Les images, rapidement diffusées sur les réseaux sociaux, montrent un militaire israélien utilisant un marteau pour endommager gravement un crucifix érigé dans un village du sud-Liban. L’acte, commis en pleine journée, a été capté par des habitants qui ont alerté les autorités locales avant que la vidéo ne se propage. Selon des témoignages recueillis sur place, l’incident s’est produit dans un contexte de tensions persistantes entre communautés, bien que les forces israéliennes n’aient pas officiellement réagi aux accusations de provocation.
Benjamin Netanyahu a qualifié ce geste de « provocateur et irresponsable » lors d’une déclaration publique tenue ce lundi, insistant sur la nécessité de préserver les symboles religieux pour éviter toute escalade communautaire. Le chef du gouvernement a rappelé que l’armée israélienne appliquait une politique de tolérance zéro envers les actes de vandalisme, y compris ceux commis par ses propres soldats. Aucune précision n’a encore été donnée sur l’identité du militaire impliqué, ni sur les sanctions envisagées.
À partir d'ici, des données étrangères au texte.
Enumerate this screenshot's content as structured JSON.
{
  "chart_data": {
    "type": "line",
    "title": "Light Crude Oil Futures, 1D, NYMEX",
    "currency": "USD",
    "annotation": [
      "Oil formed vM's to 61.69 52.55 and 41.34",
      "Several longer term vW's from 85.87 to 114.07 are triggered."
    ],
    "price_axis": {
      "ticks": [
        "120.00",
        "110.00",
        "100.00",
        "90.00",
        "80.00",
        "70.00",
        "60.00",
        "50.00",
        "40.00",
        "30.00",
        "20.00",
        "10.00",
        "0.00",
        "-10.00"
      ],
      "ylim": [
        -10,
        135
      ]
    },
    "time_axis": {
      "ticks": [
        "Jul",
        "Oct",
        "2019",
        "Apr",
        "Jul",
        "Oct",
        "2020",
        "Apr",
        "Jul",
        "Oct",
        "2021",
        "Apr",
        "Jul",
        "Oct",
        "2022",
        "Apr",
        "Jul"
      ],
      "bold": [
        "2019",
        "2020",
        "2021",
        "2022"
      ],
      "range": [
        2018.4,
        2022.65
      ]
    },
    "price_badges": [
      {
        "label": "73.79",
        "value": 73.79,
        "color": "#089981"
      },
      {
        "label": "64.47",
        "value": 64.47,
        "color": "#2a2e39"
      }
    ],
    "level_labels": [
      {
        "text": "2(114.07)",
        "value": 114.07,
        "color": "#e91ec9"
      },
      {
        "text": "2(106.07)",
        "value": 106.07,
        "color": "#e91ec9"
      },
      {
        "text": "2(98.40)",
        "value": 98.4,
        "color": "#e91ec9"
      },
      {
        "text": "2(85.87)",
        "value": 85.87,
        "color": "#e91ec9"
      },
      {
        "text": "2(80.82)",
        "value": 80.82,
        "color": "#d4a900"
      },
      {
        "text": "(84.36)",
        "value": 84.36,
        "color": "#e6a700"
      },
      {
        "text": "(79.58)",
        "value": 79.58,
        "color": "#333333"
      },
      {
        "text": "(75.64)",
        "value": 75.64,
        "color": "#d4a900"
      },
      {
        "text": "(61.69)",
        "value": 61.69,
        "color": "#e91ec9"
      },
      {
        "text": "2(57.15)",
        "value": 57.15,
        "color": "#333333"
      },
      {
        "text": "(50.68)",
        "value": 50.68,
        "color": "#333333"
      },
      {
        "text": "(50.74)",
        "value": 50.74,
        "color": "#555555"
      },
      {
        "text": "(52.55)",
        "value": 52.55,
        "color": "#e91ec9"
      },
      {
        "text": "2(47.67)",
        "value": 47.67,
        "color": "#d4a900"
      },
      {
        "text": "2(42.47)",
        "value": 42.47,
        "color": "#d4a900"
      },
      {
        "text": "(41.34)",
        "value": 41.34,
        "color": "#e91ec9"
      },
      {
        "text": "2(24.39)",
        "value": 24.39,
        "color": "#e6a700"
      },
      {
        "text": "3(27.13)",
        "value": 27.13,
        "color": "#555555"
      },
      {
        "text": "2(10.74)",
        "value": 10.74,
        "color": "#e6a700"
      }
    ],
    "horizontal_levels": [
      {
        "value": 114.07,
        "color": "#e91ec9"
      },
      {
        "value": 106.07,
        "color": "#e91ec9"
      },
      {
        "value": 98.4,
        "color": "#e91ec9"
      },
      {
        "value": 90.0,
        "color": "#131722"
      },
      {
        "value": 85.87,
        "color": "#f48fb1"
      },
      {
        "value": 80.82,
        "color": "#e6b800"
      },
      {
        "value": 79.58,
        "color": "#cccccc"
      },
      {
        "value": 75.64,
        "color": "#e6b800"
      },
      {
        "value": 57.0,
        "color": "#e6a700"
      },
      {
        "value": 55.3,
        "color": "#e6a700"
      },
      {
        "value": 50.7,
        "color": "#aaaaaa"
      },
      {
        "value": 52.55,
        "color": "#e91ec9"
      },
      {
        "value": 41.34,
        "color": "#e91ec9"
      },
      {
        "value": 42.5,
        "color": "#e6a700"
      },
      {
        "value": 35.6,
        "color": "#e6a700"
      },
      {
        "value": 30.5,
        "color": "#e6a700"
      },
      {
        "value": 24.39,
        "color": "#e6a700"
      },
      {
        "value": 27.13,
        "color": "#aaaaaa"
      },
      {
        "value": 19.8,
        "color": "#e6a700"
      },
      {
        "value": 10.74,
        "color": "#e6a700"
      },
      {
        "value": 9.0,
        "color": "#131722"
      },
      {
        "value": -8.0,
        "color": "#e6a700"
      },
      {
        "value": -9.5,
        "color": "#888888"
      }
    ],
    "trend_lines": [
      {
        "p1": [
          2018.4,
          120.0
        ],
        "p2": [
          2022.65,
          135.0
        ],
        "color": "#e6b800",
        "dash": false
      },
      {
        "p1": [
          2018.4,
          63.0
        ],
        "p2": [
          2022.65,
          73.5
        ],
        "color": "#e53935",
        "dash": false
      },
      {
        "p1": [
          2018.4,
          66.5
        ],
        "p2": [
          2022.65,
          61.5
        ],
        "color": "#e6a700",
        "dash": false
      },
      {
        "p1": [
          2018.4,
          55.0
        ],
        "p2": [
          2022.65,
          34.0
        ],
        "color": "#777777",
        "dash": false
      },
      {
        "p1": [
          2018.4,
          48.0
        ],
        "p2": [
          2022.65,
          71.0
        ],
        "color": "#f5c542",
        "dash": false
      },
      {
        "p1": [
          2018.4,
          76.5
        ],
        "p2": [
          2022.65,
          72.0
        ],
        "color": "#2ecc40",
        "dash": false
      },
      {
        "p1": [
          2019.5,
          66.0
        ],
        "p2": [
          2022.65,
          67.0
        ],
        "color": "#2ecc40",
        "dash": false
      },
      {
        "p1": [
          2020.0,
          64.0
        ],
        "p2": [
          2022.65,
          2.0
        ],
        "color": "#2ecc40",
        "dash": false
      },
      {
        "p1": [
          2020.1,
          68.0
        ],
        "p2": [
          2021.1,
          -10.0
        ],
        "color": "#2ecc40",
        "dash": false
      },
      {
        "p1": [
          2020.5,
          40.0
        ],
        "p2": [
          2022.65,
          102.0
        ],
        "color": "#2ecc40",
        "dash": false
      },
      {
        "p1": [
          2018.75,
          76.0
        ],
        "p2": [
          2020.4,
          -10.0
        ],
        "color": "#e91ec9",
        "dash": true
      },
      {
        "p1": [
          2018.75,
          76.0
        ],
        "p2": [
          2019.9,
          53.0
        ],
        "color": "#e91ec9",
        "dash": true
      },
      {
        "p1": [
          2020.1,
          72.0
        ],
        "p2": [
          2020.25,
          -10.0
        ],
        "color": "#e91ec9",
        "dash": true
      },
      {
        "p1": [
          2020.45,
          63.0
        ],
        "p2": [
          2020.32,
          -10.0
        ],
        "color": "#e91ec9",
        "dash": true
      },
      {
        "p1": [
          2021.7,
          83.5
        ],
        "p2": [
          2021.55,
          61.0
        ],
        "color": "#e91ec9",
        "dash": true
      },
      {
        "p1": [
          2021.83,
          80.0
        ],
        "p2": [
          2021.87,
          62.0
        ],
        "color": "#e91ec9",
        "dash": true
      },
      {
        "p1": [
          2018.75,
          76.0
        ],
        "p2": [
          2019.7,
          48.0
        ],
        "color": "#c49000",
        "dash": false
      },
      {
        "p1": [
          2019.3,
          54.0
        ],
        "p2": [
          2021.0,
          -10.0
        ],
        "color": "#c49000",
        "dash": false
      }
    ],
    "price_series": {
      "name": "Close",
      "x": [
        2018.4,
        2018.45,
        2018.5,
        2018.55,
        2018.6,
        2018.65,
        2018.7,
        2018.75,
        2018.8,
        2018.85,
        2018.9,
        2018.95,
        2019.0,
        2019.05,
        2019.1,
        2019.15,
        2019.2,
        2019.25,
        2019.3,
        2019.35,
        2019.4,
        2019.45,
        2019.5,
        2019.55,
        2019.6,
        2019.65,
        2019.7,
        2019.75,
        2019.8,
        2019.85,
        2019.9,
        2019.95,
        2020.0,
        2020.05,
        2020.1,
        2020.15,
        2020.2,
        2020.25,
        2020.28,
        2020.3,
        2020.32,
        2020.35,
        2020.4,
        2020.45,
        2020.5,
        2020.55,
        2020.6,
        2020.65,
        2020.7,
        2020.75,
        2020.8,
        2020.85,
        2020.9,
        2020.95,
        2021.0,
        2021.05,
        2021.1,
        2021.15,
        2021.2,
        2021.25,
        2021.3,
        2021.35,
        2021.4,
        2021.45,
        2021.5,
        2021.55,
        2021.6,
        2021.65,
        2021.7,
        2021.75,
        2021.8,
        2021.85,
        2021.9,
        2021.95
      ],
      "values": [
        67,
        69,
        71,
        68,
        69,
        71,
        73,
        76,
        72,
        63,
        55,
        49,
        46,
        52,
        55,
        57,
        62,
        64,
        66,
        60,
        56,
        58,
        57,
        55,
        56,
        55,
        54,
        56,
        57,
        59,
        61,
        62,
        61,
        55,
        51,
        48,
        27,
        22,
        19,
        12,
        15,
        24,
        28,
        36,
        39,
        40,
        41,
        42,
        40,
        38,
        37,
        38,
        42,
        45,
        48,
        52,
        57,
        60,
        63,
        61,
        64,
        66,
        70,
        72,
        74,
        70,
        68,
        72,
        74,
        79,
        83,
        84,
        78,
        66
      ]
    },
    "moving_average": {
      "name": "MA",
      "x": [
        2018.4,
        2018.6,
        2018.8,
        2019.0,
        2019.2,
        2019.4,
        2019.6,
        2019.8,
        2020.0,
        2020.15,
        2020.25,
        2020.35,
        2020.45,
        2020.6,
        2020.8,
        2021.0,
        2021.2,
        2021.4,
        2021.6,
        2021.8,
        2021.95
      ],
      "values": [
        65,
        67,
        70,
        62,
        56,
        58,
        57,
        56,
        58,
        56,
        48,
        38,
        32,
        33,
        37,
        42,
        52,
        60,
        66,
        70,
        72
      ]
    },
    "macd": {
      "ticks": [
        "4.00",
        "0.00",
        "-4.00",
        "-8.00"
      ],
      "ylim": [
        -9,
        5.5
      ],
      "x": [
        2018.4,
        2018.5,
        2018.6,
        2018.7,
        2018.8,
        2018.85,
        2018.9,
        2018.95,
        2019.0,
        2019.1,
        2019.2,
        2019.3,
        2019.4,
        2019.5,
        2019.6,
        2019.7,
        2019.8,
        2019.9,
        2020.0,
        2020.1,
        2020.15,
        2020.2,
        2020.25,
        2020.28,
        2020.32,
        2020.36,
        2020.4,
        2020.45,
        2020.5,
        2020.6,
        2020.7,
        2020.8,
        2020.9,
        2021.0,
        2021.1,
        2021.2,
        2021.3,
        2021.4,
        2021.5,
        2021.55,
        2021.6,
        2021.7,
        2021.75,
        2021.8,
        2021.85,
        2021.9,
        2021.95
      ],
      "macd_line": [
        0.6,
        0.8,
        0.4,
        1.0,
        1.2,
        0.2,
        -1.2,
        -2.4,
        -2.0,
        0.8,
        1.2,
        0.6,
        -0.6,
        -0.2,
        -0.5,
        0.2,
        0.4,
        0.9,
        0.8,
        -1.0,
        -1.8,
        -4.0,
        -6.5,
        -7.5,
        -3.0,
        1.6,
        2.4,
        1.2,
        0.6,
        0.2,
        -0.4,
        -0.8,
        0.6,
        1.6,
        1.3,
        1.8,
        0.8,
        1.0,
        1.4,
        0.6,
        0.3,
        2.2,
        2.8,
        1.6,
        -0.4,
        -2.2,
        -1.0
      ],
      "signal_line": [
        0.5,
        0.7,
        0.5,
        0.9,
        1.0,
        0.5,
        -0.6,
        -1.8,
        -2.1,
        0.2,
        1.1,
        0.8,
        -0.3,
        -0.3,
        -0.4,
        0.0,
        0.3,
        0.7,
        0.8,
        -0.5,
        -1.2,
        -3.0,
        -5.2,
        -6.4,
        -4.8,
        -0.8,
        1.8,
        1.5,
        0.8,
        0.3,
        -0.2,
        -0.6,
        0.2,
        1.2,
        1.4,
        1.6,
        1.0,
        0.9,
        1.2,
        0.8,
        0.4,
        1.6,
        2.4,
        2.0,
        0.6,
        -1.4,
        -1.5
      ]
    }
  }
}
Un acte qui menace la fragile coexistence communautaire
Les autorités libanaises ont réagi avec fermeté en condamnant cet acte, tout en appelant à une enquête conjointe pour établir les circonstances exactes de l’incident. Des responsables locaux ont souligné que de tels gestes risquent d’envenimer les relations déjà fragiles entre les différentes confessions du pays, où le christianisme représente une minorité significative mais influente. Le Patriarcat maronite a également exprimé sa « profonde indignation » face à ce geste perçu comme une attaque contre les valeurs de coexistence.
Netanyahu sous pression pour une réponse à la hauteur des enjeux
Sur le plan international, cette affaire intervient dans un contexte où les tensions au Proche-Orient restent particulièrement vives. Les diplomates occidentaux ont appelé à la retenue pour éviter que cet incident ne soit instrumentalisé par les factions les plus radicales des deux côtés de la frontière. La France, traditionnellement engagée dans la stabilisation de la région, a exprimé son inquiétude quant aux risques de déstabilisation accrus dans une zone déjà marquée par des décennies de conflits.